Each Thread has its own copy of global data

Objects in separate apartments see different instances of these public variables.

Why?
It seams that when VB6 added support for apartment threading, they had to decide how to handle the data defined in standard modules.
If they decided to store this data in global memory, someone would have to be responsible for synchronizing access to it. Instead, it was decided to store the data defined in a standard module in thread-local storage (TLS).
When the VB6 runtime creates a new apartment, it also creates a fresh copy of every variable defined in a standard module in TLS.

The thread in each new apartment also calls Sub Main, which lets you initialize the data in TLS just after it creates the new STA.

The reasoning behind this decision is sound. Visual Basic programmers don’t have to deal with the burden of synchronization. It’s always taken care of behind the scenes.

Back to the Present

Well enough history. Lets take the DeLorean an come back to the present.

VB6 is not longer king. And you are now working in .NET.
After a successful migration you are now dealing with a migrated component for an application that was written in ASP and ActiveX Dll and you start nothing that it ocassionally crashes !!@#@!

The new kids are perplexed. What is happenning!! Why is it not working?

For a senior developer like me this is just a quick glance in to the past. You feel like reading bedtime stories to your kids:

… One upon a time… There was VB6 and you had an ActiveX DLL project that contained a BAS module with a variable declaration like:

    ' ...(in the SomeData.bas file)
   Public LoginName As String

… And this variable was magically kept into its out appartment automatically … and every lived happily ever after.

In summary for that scenario in VB6, each thread works with a different set of global variables.

In .NET threads can access all variables at the same time.

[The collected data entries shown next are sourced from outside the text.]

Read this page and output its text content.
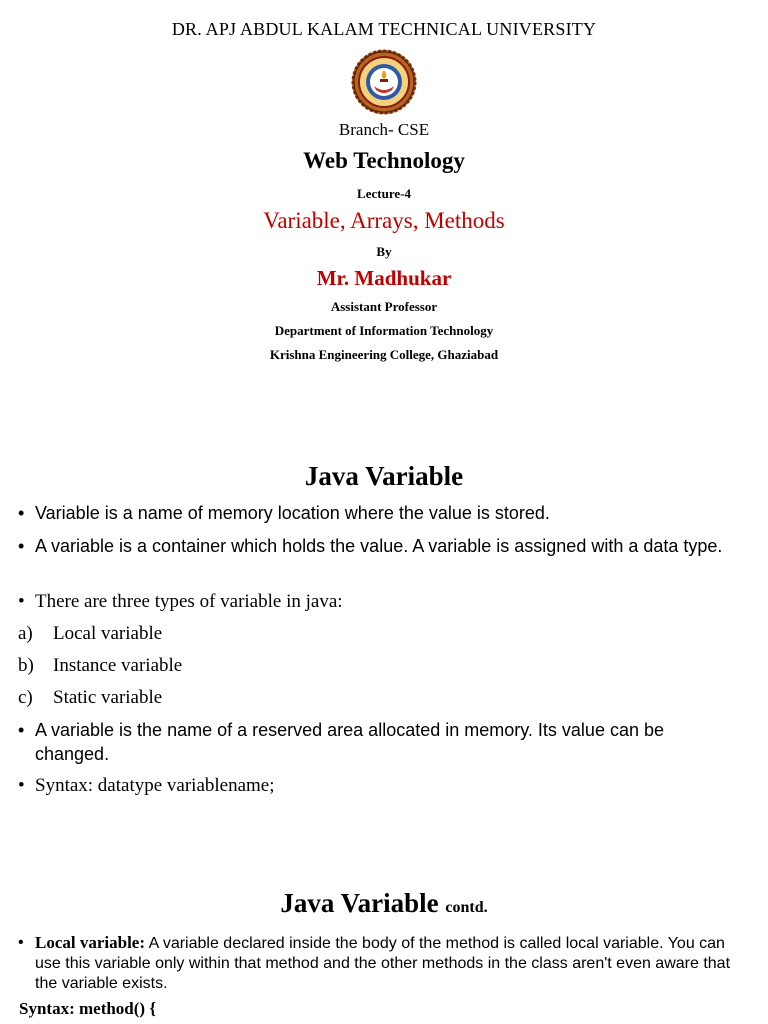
DR. APJ ABDUL KALAM TECHNICAL UNIVERSITY
Branch- CSE
Web Technology
Lecture-4
Variable, Arrays, Methods
By
Mr. Madhukar
Assistant Professor
Department of Information Technology
Krishna Engineering College, Ghaziabad
Java Variable
• Variable is a name of memory location where the value is stored.
• A variable is a container which holds the value. A variable is assigned with a data type.
• There are three types of variable in java:
a) Local variable
b) Instance variable
c) Static variable
• A variable is the name of a reserved area allocated in memory. Its value can be changed.
• Syntax: datatype variablename;
Java Variable contd.
• Local variable: A variable declared inside the body of the method is called local variable. You can use this variable only within that method and the other methods in the class aren't even aware that the variable exists.
Syntax: method() {
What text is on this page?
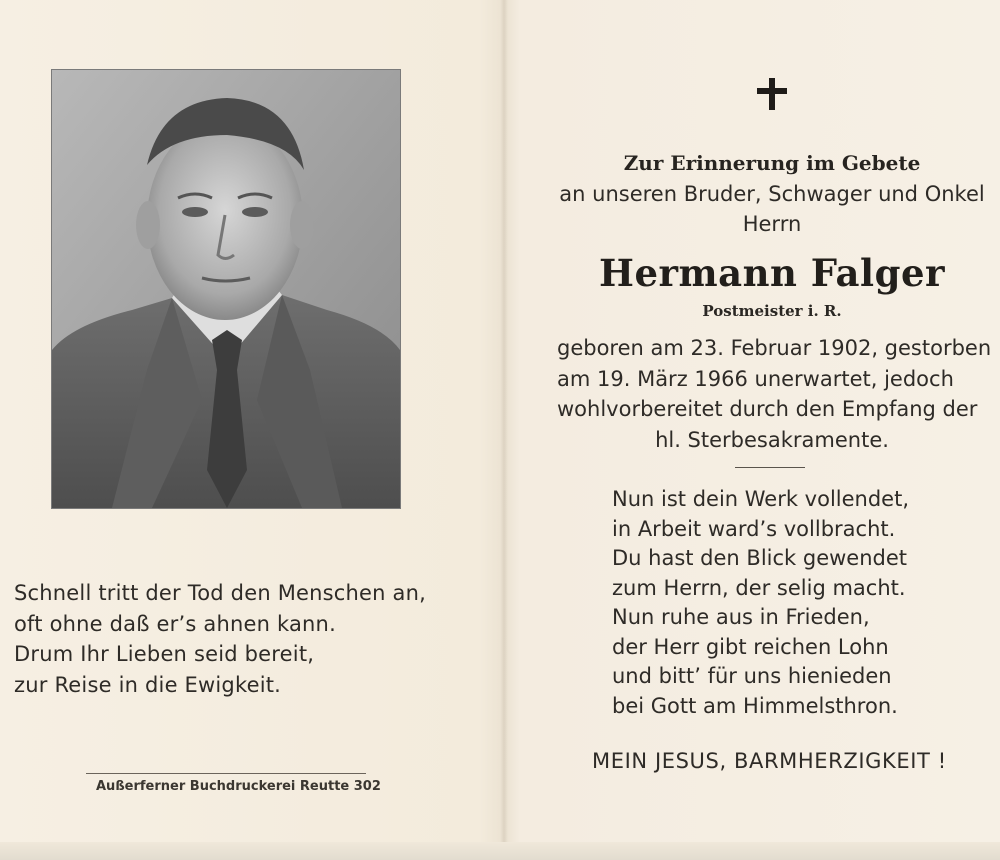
Schnell tritt der Tod den Menschen an,
oft ohne daß er’s ahnen kann.
Drum Ihr Lieben seid bereit,
zur Reise in die Ewigkeit.
Außerferner Buchdruckerei Reutte 302
Zur Erinnerung im Gebete
an unseren Bruder, Schwager und Onkel
Herrn
Hermann Falger
Postmeister i. R.
geboren am 23. Februar 1902, gestorben
am 19. März 1966 unerwartet, jedoch
wohlvorbereitet durch den Empfang der
hl. Sterbesakramente.
Nun ist dein Werk vollendet,
in Arbeit ward’s vollbracht.
Du hast den Blick gewendet
zum Herrn, der selig macht.
Nun ruhe aus in Frieden,
der Herr gibt reichen Lohn
und bitt’ für uns hienieden
bei Gott am Himmelsthron.
MEIN JESUS, BARMHERZIGKEIT !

Therefore the .NET component exposes the same LoginName field to all threads and that means that other thread can write to that field and maybe they can write over values stord by some other threads.

C# and the .NET platform in general supports the supports the ThreadStatic attribute.

This attribute can be applied to static class fields

    [ThreadStatic]
    public static string LoginName;

If a field is marked with ThreadStatic it will be stored in the Thread Local Storage area, and this separation is automatic.

Just remember, in migration scenarios like the one I just described you can use ThreadStatic to provide an equivalent behaviour in C#.
In ASP.NET each request is processed by a different thread, so if you are instantiating your components during a request proccesing and destroying it at the end, this is pretty much the same.